Yusuke Hosoya, Masanori Suganuma, Takayuki Okatani
TL;DR
Annotating small-size object instances is costly and error-prone. The authors test whether a detector can identify small objects without small-size annotations by Upscale-at-test-time (Up@Test) or Downscale-at-training-time (Down@Train) on COCO, and further distill Up@Test into a single-path model. Results show that Up@Test with domain-gap mitigation can match or exceed baselines trained on full data, while Down@Train underperforms due to domain gaps; the distillation step yields a practical single-path detector with comparable performance across size ranges. These findings suggest that precise annotation of small objects may be less essential than commonly believed, potentially reducing labeling costs while preserving detection accuracy, thanks to scalable input resizing and knowledge distillation.
Abstract
Detecting objects occupying only small areas in an image is difficult, even for humans. Therefore, annotating small-size object instances is hard and thus costly. This study questions common sense by asking the following: is annotating small-size instances worth its cost? We restate it as the following verifiable question: can we detect small-size instances with a detector trained using training data free of small-size instances?

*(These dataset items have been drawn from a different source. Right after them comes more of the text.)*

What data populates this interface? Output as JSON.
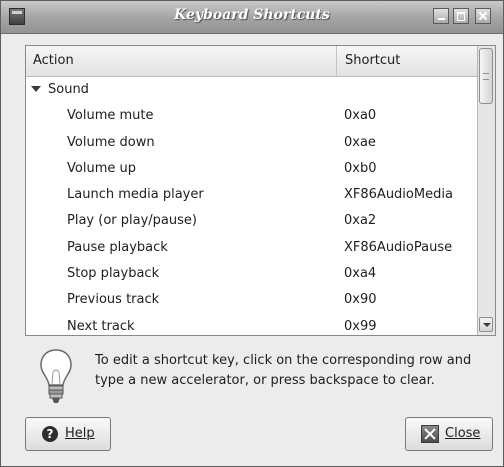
{
  "window": {
    "title": "Keyboard Shortcuts"
  },
  "table": {
    "columns": {
      "action": "Action",
      "shortcut": "Shortcut"
    },
    "group": {
      "label": "Sound",
      "expanded": true
    },
    "rows": [
      {
        "action": "Volume mute",
        "shortcut": "0xa0"
      },
      {
        "action": "Volume down",
        "shortcut": "0xae"
      },
      {
        "action": "Volume up",
        "shortcut": "0xb0"
      },
      {
        "action": "Launch media player",
        "shortcut": "XF86AudioMedia"
      },
      {
        "action": "Play (or play/pause)",
        "shortcut": "0xa2"
      },
      {
        "action": "Pause playback",
        "shortcut": "XF86AudioPause"
      },
      {
        "action": "Stop playback",
        "shortcut": "0xa4"
      },
      {
        "action": "Previous track",
        "shortcut": "0x90"
      },
      {
        "action": "Next track",
        "shortcut": "0x99"
      }
    ]
  },
  "hint": {
    "icon": "lightbulb-icon",
    "text": "To edit a shortcut key, click on the corresponding row and type a new accelerator, or press backspace to clear."
  },
  "buttons": {
    "help_label": "Help",
    "close_label": "Close"
  }
}
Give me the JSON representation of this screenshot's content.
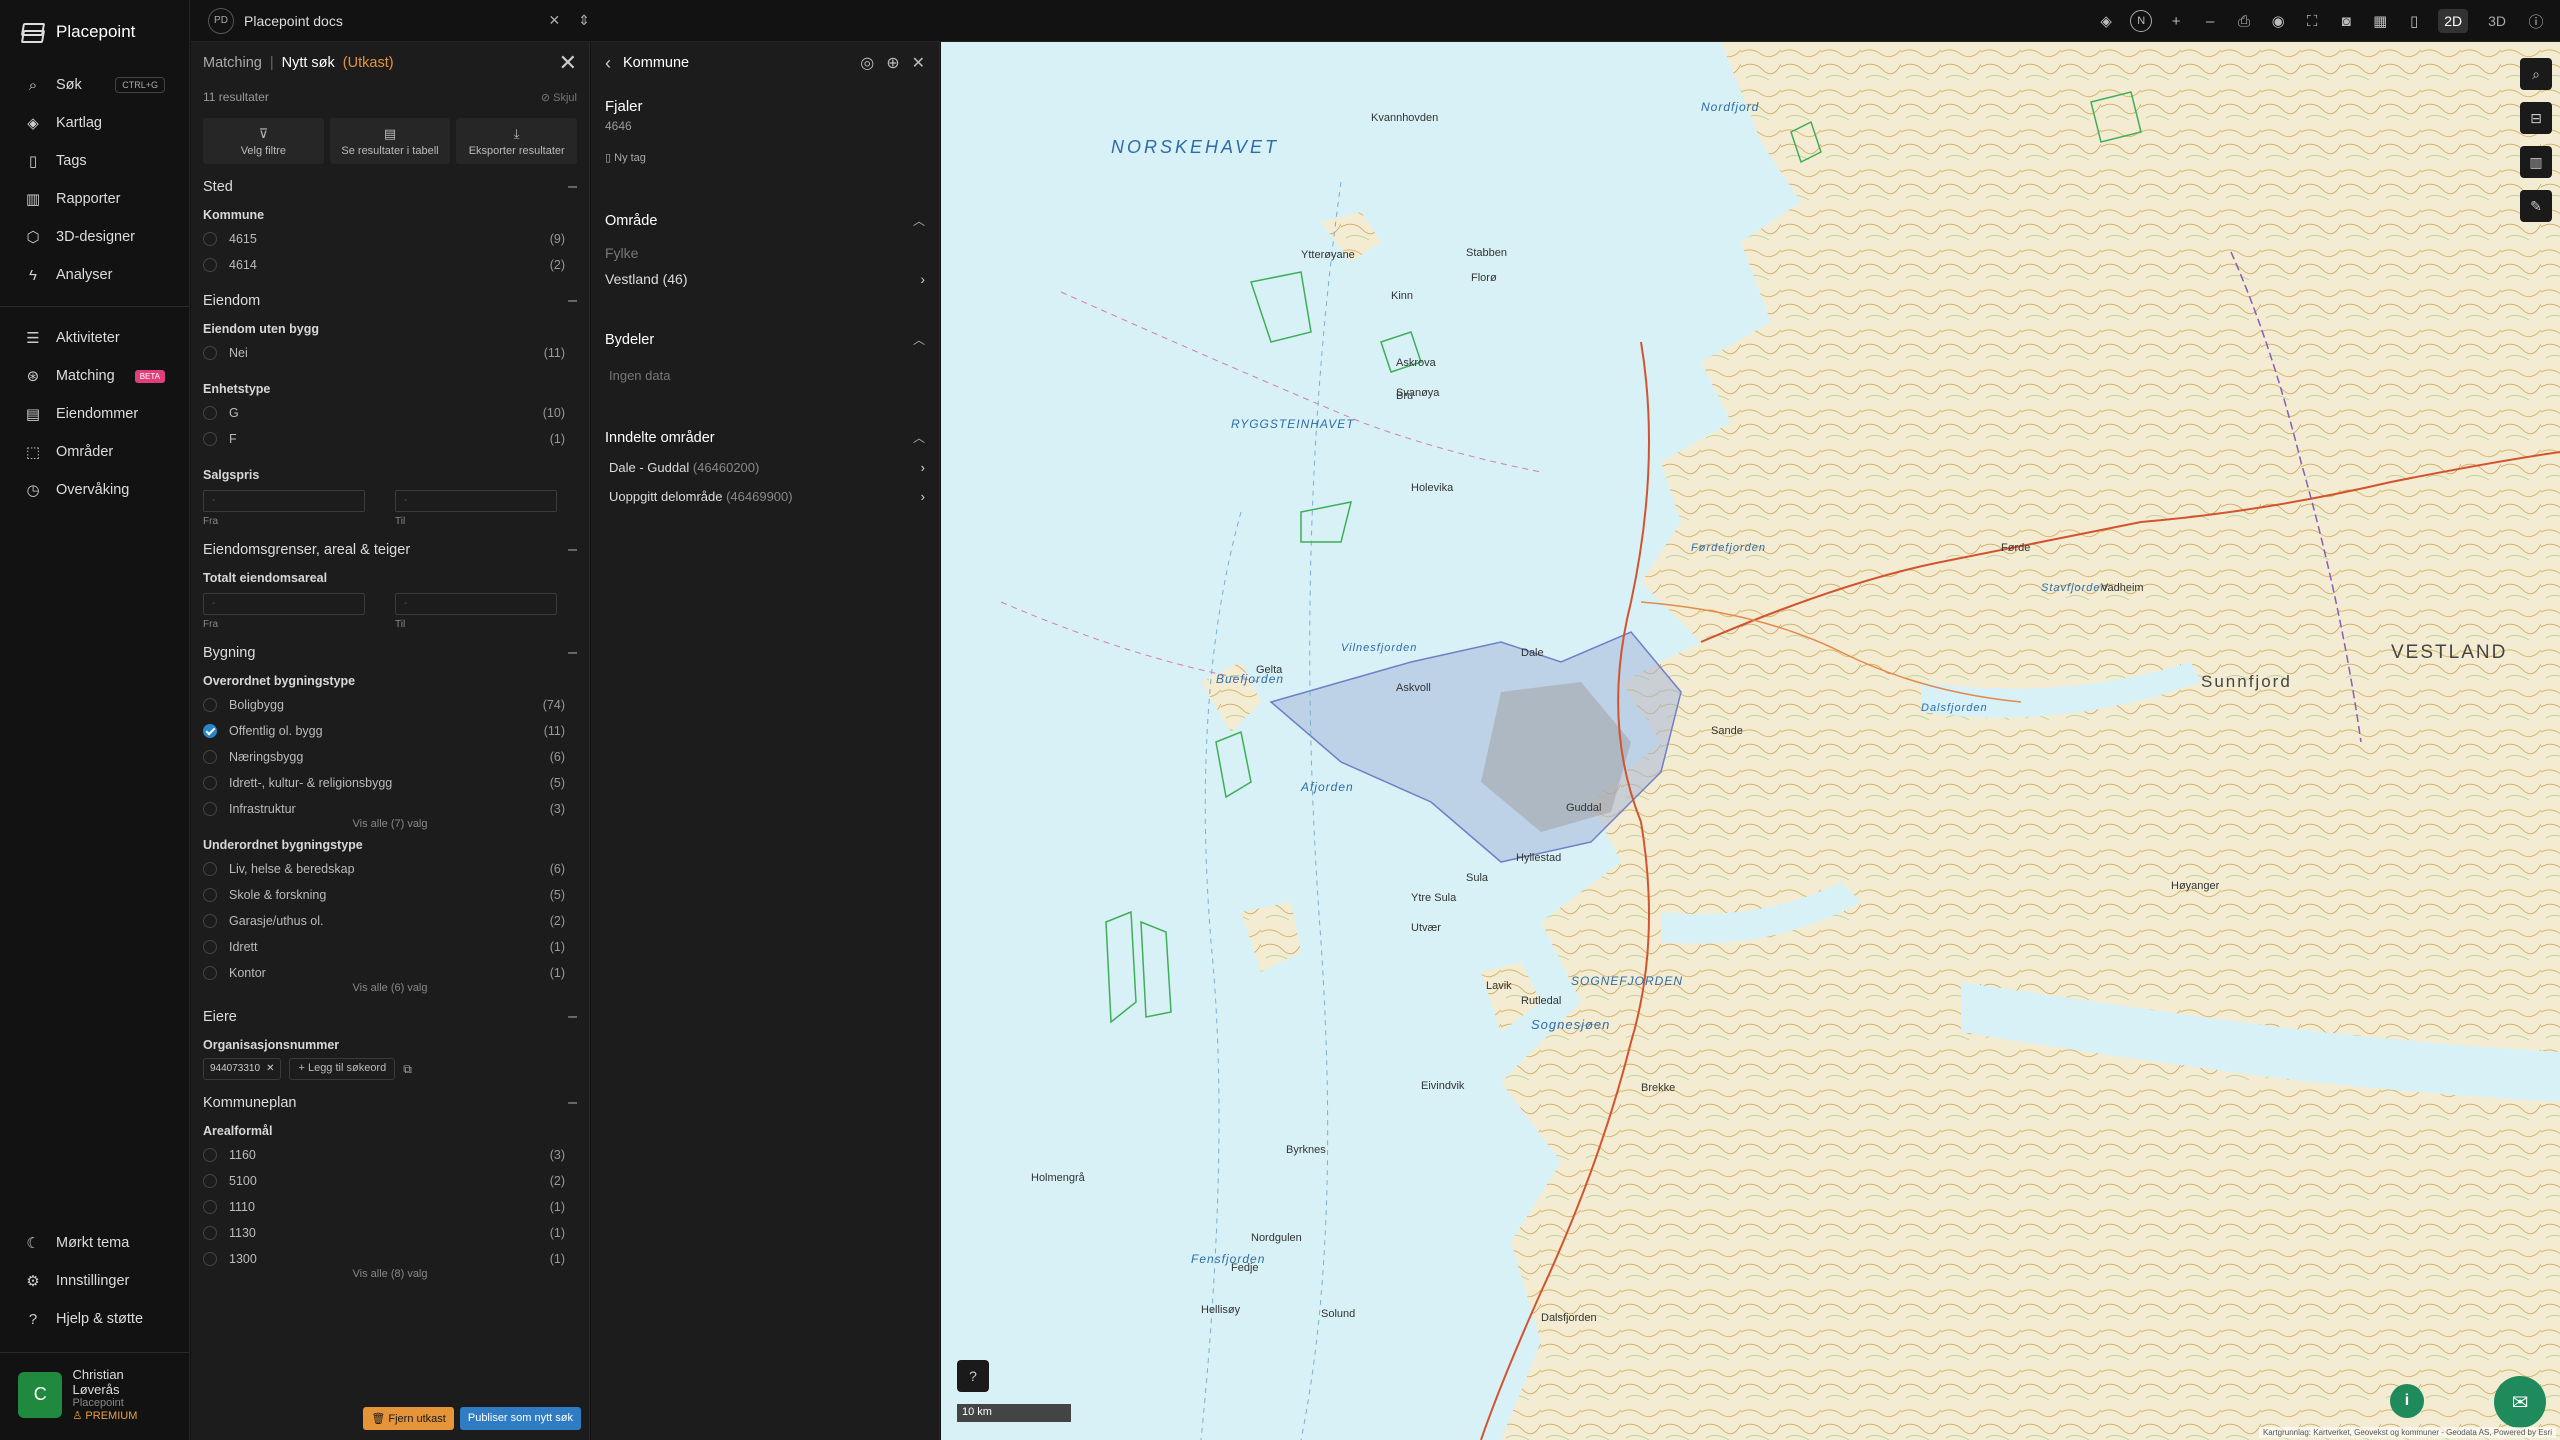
{
  "app": {
    "brand": "Placepoint",
    "project_badge": "PD",
    "project_name": "Placepoint docs"
  },
  "nav": {
    "items": [
      {
        "label": "Søk",
        "icon": "search-icon",
        "shortcut": "CTRL+G"
      },
      {
        "label": "Kartlag",
        "icon": "layers-icon"
      },
      {
        "label": "Tags",
        "icon": "bookmark-icon"
      },
      {
        "label": "Rapporter",
        "icon": "chart-icon"
      },
      {
        "label": "3D-designer",
        "icon": "cube-icon"
      },
      {
        "label": "Analyser",
        "icon": "bolt-icon"
      }
    ],
    "items2": [
      {
        "label": "Aktiviteter",
        "icon": "activity-icon"
      },
      {
        "label": "Matching",
        "icon": "matching-icon",
        "badge": "BETA"
      },
      {
        "label": "Eiendommer",
        "icon": "building-icon"
      },
      {
        "label": "Områder",
        "icon": "area-icon"
      },
      {
        "label": "Overvåking",
        "icon": "monitor-icon"
      }
    ],
    "bottom": [
      {
        "label": "Mørkt tema",
        "icon": "moon-icon"
      },
      {
        "label": "Innstillinger",
        "icon": "gear-icon"
      },
      {
        "label": "Hjelp & støtte",
        "icon": "help-icon"
      }
    ],
    "user": {
      "initial": "C",
      "name": "Christian Løverås",
      "org": "Placepoint",
      "tier": "PREMIUM"
    }
  },
  "topbar": {
    "compass": "N",
    "mode_2d": "2D",
    "mode_3d": "3D"
  },
  "filters": {
    "crumb": "Matching",
    "title": "Nytt søk",
    "draft": "(Utkast)",
    "results": "11 resultater",
    "hide": "Skjul",
    "actions": [
      "Velg filtre",
      "Se resultater i tabell",
      "Eksporter resultater"
    ],
    "sted": {
      "title": "Sted",
      "kommune_label": "Kommune",
      "options": [
        {
          "label": "4615",
          "count": "(9)"
        },
        {
          "label": "4614",
          "count": "(2)"
        }
      ]
    },
    "eiendom": {
      "title": "Eiendom",
      "uten_bygg_label": "Eiendom uten bygg",
      "uten_bygg": [
        {
          "label": "Nei",
          "count": "(11)"
        }
      ],
      "enhetstype_label": "Enhetstype",
      "enhetstype": [
        {
          "label": "G",
          "count": "(10)"
        },
        {
          "label": "F",
          "count": "(1)"
        }
      ],
      "salgspris_label": "Salgspris",
      "from_placeholder": "-",
      "to_placeholder": "-",
      "from": "Fra",
      "to": "Til"
    },
    "grenser": {
      "title": "Eiendomsgrenser, areal & teiger",
      "areal_label": "Totalt eiendomsareal",
      "from": "Fra",
      "to": "Til",
      "from_placeholder": "-",
      "to_placeholder": "-"
    },
    "bygning": {
      "title": "Bygning",
      "over_label": "Overordnet bygningstype",
      "over": [
        {
          "label": "Boligbygg",
          "count": "(74)",
          "checked": false
        },
        {
          "label": "Offentlig ol. bygg",
          "count": "(11)",
          "checked": true
        },
        {
          "label": "Næringsbygg",
          "count": "(6)",
          "checked": false
        },
        {
          "label": "Idrett-, kultur- & religionsbygg",
          "count": "(5)",
          "checked": false
        },
        {
          "label": "Infrastruktur",
          "count": "(3)",
          "checked": false
        }
      ],
      "over_more": "Vis alle (7) valg",
      "under_label": "Underordnet bygningstype",
      "under": [
        {
          "label": "Liv, helse & beredskap",
          "count": "(6)"
        },
        {
          "label": "Skole & forskning",
          "count": "(5)"
        },
        {
          "label": "Garasje/uthus ol.",
          "count": "(2)"
        },
        {
          "label": "Idrett",
          "count": "(1)"
        },
        {
          "label": "Kontor",
          "count": "(1)"
        }
      ],
      "under_more": "Vis alle (6) valg"
    },
    "eiere": {
      "title": "Eiere",
      "org_label": "Organisasjonsnummer",
      "chip": "944073310",
      "add": "Legg til søkeord"
    },
    "kommuneplan": {
      "title": "Kommuneplan",
      "areal_label": "Arealformål",
      "options": [
        {
          "label": "1160",
          "count": "(3)"
        },
        {
          "label": "5100",
          "count": "(2)"
        },
        {
          "label": "1110",
          "count": "(1)"
        },
        {
          "label": "1130",
          "count": "(1)"
        },
        {
          "label": "1300",
          "count": "(1)"
        }
      ],
      "more": "Vis alle (8) valg"
    },
    "footer": {
      "remove": "Fjern utkast",
      "publish": "Publiser som nytt søk"
    }
  },
  "kommune": {
    "title": "Kommune",
    "name": "Fjaler",
    "code": "4646",
    "tag": "Ny tag",
    "omrade": {
      "title": "Område",
      "fylke_label": "Fylke",
      "fylke_value": "Vestland (46)"
    },
    "bydeler": {
      "title": "Bydeler",
      "empty": "Ingen data"
    },
    "inndelte": {
      "title": "Inndelte områder",
      "items": [
        {
          "name": "Dale - Guddal",
          "code": "(46460200)"
        },
        {
          "name": "Uoppgitt delområde",
          "code": "(46469900)"
        }
      ]
    }
  },
  "map": {
    "sea_label": "NORSKEHAVET",
    "region_label": "VESTLAND",
    "district_label": "Sunnfjord",
    "fjord_labels": [
      "Nordfjord",
      "SOGNEFJORDEN",
      "Sognesjøen",
      "Fensfjorden",
      "Afjorden",
      "Buefjorden",
      "Vilnesfjorden",
      "Førdefjorden",
      "Dalsfjorden",
      "RYGGSTEINHAVET",
      "Stavfjorden"
    ],
    "place_labels": [
      "Kvannhovden",
      "Ytterøyane",
      "Kinn",
      "Florø",
      "Stabben",
      "Askrova",
      "Svanøya",
      "Bru",
      "Holevika",
      "Gelta",
      "Askvoll",
      "Dale",
      "Guddal",
      "Hyllestad",
      "Sula",
      "Ytre Sula",
      "Utvær",
      "Holmengrå",
      "Fedje",
      "Hellisøy",
      "Lavik",
      "Førde",
      "Sande",
      "Vadheim",
      "Høyanger",
      "Brekke",
      "Rutledal",
      "Eivindvik",
      "Byrknes",
      "Nordgulen",
      "Solund",
      "Dalsfjorden"
    ],
    "scale": "10 km",
    "attribution": "Kartgrunnlag: Kartverket, Geovekst og kommuner - Geodata AS, Powered by Esri"
  }
}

We evaluate a method that upscales input images at test time and a method that downscales images at training time. The experiments conducted using the COCO dataset show the following. The first method, together with a remedy to narrow the domain gap between training and test inputs, achieves at least comparable performance to the baseline detector trained using complete training data. Although the method needs to apply the same detector twice to an input image with different scaling, we show that its distillation yields a single-path detector that performs equally well to the same baseline detector. These results point to the necessity of rethinking the annotation of training data for object detection.